The effects of 2-nitratopropyl 3-nitratopropyl 2,6-dimethyl-4-(3-nitrophenyl)-1,4-dihydropyridine-3,5-dicarboxylate (CD-349) and sodium nitroprusside (NP) on cyclic GMP (cGMP) metabolism in bovine intrapulmonary artery (BPA) and vein (BPV) were examined. CD-349 inhibited cGMP phosphodiesterase (PDE) activity in BPA and BPV. In the latter, about 40% of the cGMP PDE activity was Ca2+ dependent.
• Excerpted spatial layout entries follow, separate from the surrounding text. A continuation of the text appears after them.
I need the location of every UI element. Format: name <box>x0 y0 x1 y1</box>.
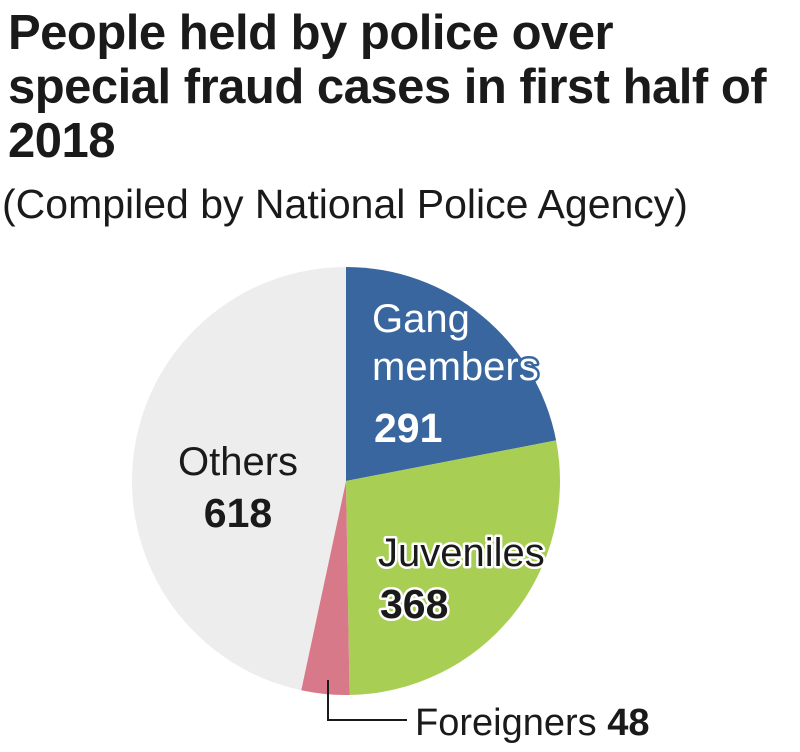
pie-slice-foreigners <box>301 481 350 695</box>
pie-slice-others <box>131 267 346 691</box>
label-juveniles-name: Juveniles <box>378 531 545 575</box>
label-others-name: Others <box>178 440 298 484</box>
leader-line-foreigners <box>327 680 407 721</box>
chart-title: People held by police over special fraud… <box>8 6 767 168</box>
pie-slices <box>131 267 560 695</box>
pie-slice-juveniles <box>346 440 560 695</box>
label-gang-members-name: members <box>372 345 539 389</box>
pie-slice-gang-members <box>346 267 557 481</box>
chart-subtitle: (Compiled by National Police Agency) <box>2 181 688 227</box>
pie-leader-lines <box>327 680 407 721</box>
label-gang-members-value: 291 <box>374 405 442 451</box>
label-foreigners-value: 48 <box>607 702 649 744</box>
label-foreigners-name: Foreigners <box>415 702 607 744</box>
label-gang-members-name: Gang <box>372 297 470 341</box>
label-foreigners: Foreigners 48 <box>415 702 649 744</box>
label-juveniles-value: 368 <box>380 581 448 627</box>
label-others-value: 618 <box>204 490 272 536</box>
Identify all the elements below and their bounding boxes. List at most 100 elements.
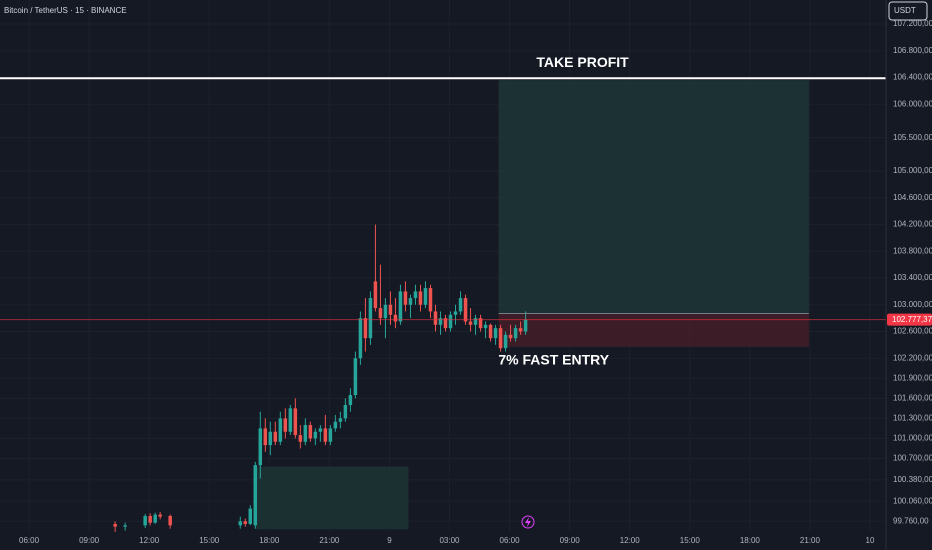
x-tick-label: 21:00 bbox=[319, 536, 340, 545]
x-tick-label: 10 bbox=[866, 536, 875, 545]
y-tick-label: 104.200,00 bbox=[893, 220, 932, 229]
candle-body bbox=[253, 465, 258, 526]
y-tick-label: 101.000,00 bbox=[893, 434, 932, 443]
x-tick-label: 21:00 bbox=[800, 536, 821, 545]
candle-body bbox=[293, 408, 298, 436]
currency-button[interactable] bbox=[888, 1, 928, 21]
candle-body bbox=[513, 328, 518, 339]
candle-body bbox=[448, 314, 453, 329]
x-tick-label: 06:00 bbox=[500, 536, 521, 545]
last-price-tag bbox=[887, 313, 932, 326]
candle-body bbox=[383, 304, 388, 319]
y-tick-label: 103.400,00 bbox=[893, 273, 932, 282]
candle-body bbox=[308, 425, 313, 439]
candle-body bbox=[378, 308, 383, 319]
candle-body bbox=[468, 321, 473, 325]
y-tick-label: 101.300,00 bbox=[893, 413, 932, 422]
x-tick-label: 09:00 bbox=[560, 536, 581, 545]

The inhibition of cGMP PDE activity by CD-349 also depended on Ca2+. The inhibitory effect of CD-349 was more potent than that of nicardipine or nifedipine. The conversion of cGMP from GTP in the homogenates of BPA and BPV was stimulated by NP in a concentration-dependent manner. The NP-induced cGMP formation was stimulated further by CD-349. This effect of CD-349 depended on Ca2+ in the BPV but not in the BPA. The NP-induced elevation of cGMP levels in the tissue preparations of BPA and BPV was also potentiated by CD-349. These results suggest that CD-349 inhibited Ca2+-dependent cGMP PDE activity and that the levels of cGMP were elevated in vascular smooth muscle, particularly when guanylate cyclase was activated.